James Dunning, DPT, MSc (Manip Ther), MMACP (UK), FAAOMPT
Director, AAMT Fellowship in Orthopaedic Manual Physical Therapy
President, Alabama Physical Therapy & Acupuncture
Montgomery, AL

Raymond Butts, PhD, DPT, MSc (NeuroSci), Cert. DN, Cert. SMT
Senior Instructor, Spinal Manipulation Institute & Dry Needling Institute
Senior Faculty, AAMT Fellowship in Orthopaedic Manual Physical Therapy
Atlanta, GA

Lars Longnecker, JD
Attorney, Montgomery, AL

REFERENCES

[1]For purposes of SB 381, “joint manipulation” and “joint adjustment” would be synonymous terms “that describe a method of skillful and beneficial treatment where a person uses a direct thrust to move the joint of a patient beyond its normal range of motion, but without exceeding the limits of anatomical integrity, as taught in chiropractic schools or colleges.”

[2]SB 381 was sponsored by the California Chiropractic Association and authored by State Senator Leland Yee.

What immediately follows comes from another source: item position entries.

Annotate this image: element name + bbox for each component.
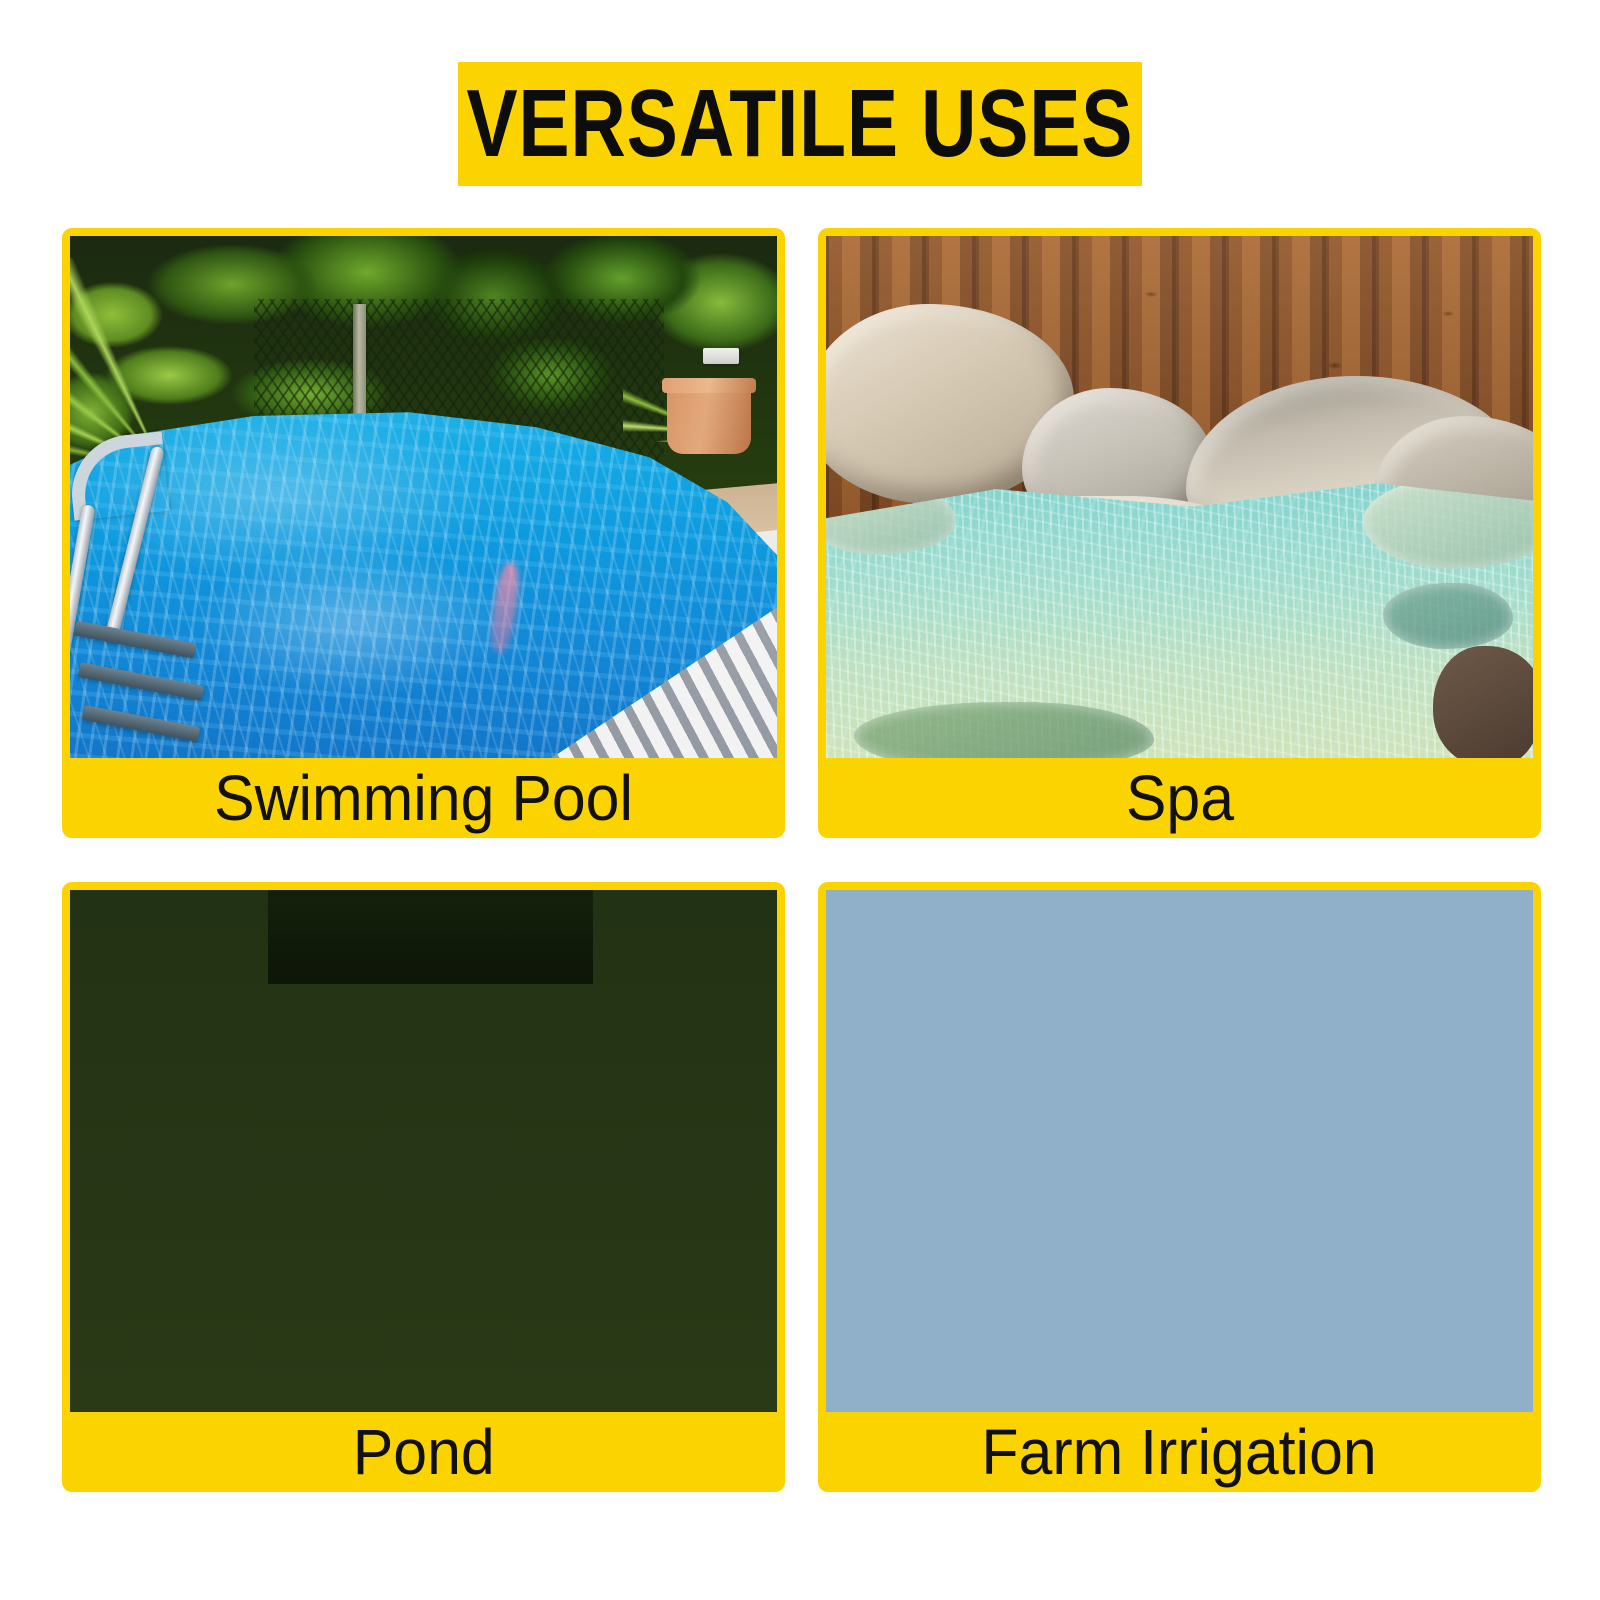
- photo-farm-irrigation: [826, 890, 1533, 1412]
- caption-label: Swimming Pool: [214, 766, 633, 830]
- page-title: VERSATILE USES: [467, 76, 1134, 172]
- caption-label: Farm Irrigation: [982, 1420, 1377, 1484]
- header-banner: VERSATILE USES: [458, 62, 1142, 186]
- photo-spa: [826, 236, 1533, 758]
- submerged-rock: [1383, 583, 1513, 649]
- use-case-grid: Swimming Pool: [62, 228, 1540, 1542]
- pond-trees: [70, 890, 777, 1026]
- terracotta-pot: [667, 386, 751, 454]
- pool-ladder: [76, 522, 254, 748]
- tile-swimming-pool[interactable]: Swimming Pool: [62, 228, 785, 838]
- versatile-uses-infographic: VERSATILE USES: [0, 0, 1600, 1600]
- caption-label: Spa: [1125, 766, 1233, 830]
- ladder-step: [82, 705, 201, 742]
- tile-pond[interactable]: Pond: [62, 882, 785, 1492]
- pool-skimmer: [703, 348, 739, 364]
- foreground-rock: [1433, 646, 1533, 758]
- tile-spa[interactable]: Spa: [818, 228, 1541, 838]
- ladder-step: [74, 620, 197, 658]
- photo-pond: [70, 890, 777, 1412]
- spa-water: [826, 466, 1533, 758]
- photo-swimming-pool: [70, 236, 777, 758]
- caption-farm-irrigation: Farm Irrigation: [826, 1412, 1533, 1492]
- caption-swimming-pool: Swimming Pool: [70, 758, 777, 838]
- caption-pond: Pond: [70, 1412, 777, 1492]
- tile-farm-irrigation[interactable]: Farm Irrigation: [818, 882, 1541, 1492]
- caption-spa: Spa: [826, 758, 1533, 838]
- ladder-step: [78, 662, 205, 701]
- caption-label: Pond: [353, 1420, 495, 1484]
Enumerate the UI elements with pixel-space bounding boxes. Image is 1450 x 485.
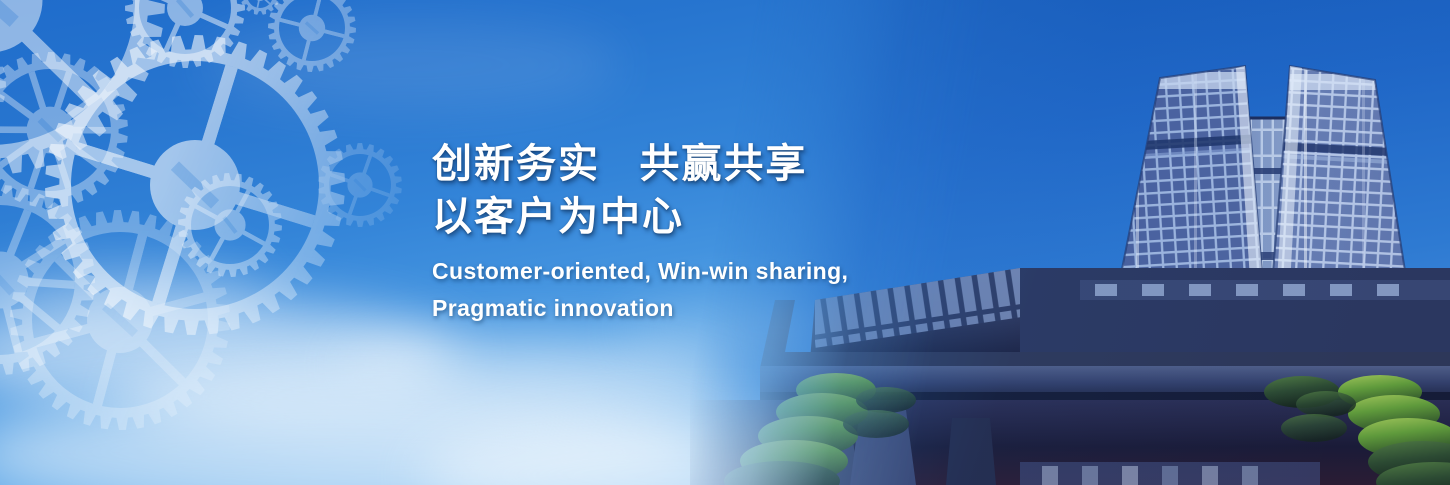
banner-copy: 创新务实 共赢共享 以客户为中心 Customer-oriented, Win-… xyxy=(432,138,992,327)
hero-banner: 创新务实 共赢共享 以客户为中心 Customer-oriented, Win-… xyxy=(0,0,1450,485)
subtitle-line-1: Customer-oriented, Win-win sharing, xyxy=(432,253,992,290)
headline-line-2: 以客户为中心 xyxy=(432,191,992,244)
headline-line-1: 创新务实 共赢共享 xyxy=(432,138,992,191)
subtitle-line-2: Pragmatic innovation xyxy=(432,290,992,327)
cloud-wisp xyxy=(200,20,620,110)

The San Jose Mercury News subsequently published an article detailing Senator Yee’s history of crafting legislation benefitting special interests groups that supplied him with campaign contributions. See Kinney, A., and Calefati, J., Leland Yee case: Disgraced California state senator’s legislative efforts fueled cash for campaigns. San Jose Mercury News, Apr. 19, 2014 (noting that SB 381 “died after one hearing before the Senate Business and Professions Committee, where Yee failed to win a single vote. He nonetheless received $8,300 from the chiropractic association and $2,700 from individual practitioners”).

[3]Of note, within the context of the statute it seems this 250-hour requirement does not include training in non-thrust mobilization procedures.